Были у меня еще довольно приличные остатки гимнастерки защитной. А остальное было все самодельное, послереволюционное. Из какой-то старой Лёлькиной юбки мне были штанцы сшиты, именно штанцы. А юбка была так называемая посконная. Посконная ткань — это ведь замечательная ткань, холстина такая деревенская в полоску. Вот у меня были такие посконные порты. Затем были штанцы совершенно неправдоподобные, неизвестно из чего и когда они были сделаны. И затем несколько русских рубах было. Я таким образом бегал все лето. Где-то у меня даже есть фотография с годичного возраста сыном Фомкой: я на корточках, обросший бородой, на Звенигородской станции вот в этих посконных портах и рубахе.

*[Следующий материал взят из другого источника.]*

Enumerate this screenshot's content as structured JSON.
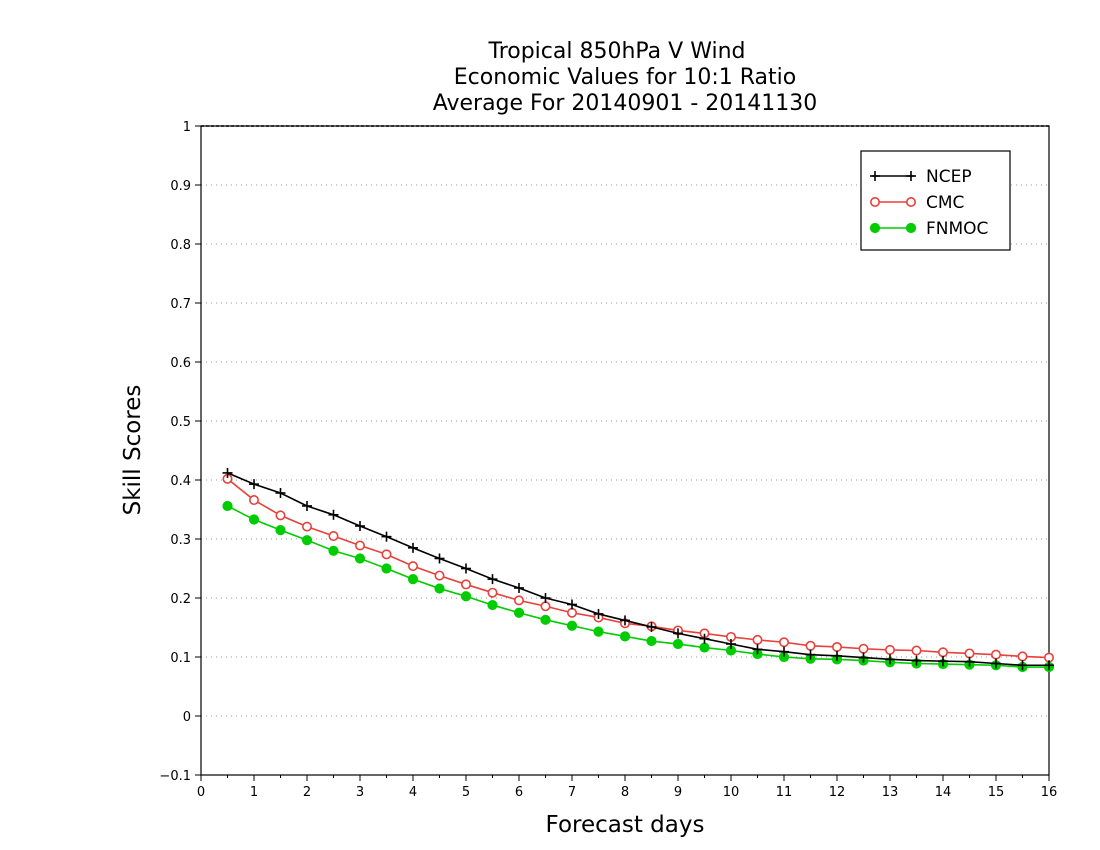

Я уже говорил, что мы на станцию уезжали в половине мая и возвращались в начале октября. Значит, вот эту сравнительно теплую половину года я проводил честно босиком, потому что на вольном воздухе и вне пределов Москвы и научных институтов ни к чему было обуваться — одно разорение, а не удовольствие. А зимой во время революции и после оказались совсем не бесполезны божьи старушки, такие божьи одуванчики. Им жрать нужно было, и они выдумали себе ремесло: из всяких обрезков, как бумажных (бумажных в смысле материи, а не бумаги писчей), так и шерстяных, они сшивали такие длинные узенькие ленточки. А из этих ленточек плели лапотки. И вниз, на подошву, тогда можно было найти на Смоленском рынке, например, моток шпагата. И из веревок плели опять-таки подметки. И получались такие лапти на веревочных подметках. Совершенно замечательная обувь: удобная, она расползалась по ноге. Даже не надо было очень уж точно подбирать величину, и ноги не мерзли. Я, вообще, как-то не мерз особенно. Человек я был обмороженный уже в гражданскую войну. Все, что обморозиться могло, обморозилось: и ноги, и тут вот полморды. Так что как-то пообвык.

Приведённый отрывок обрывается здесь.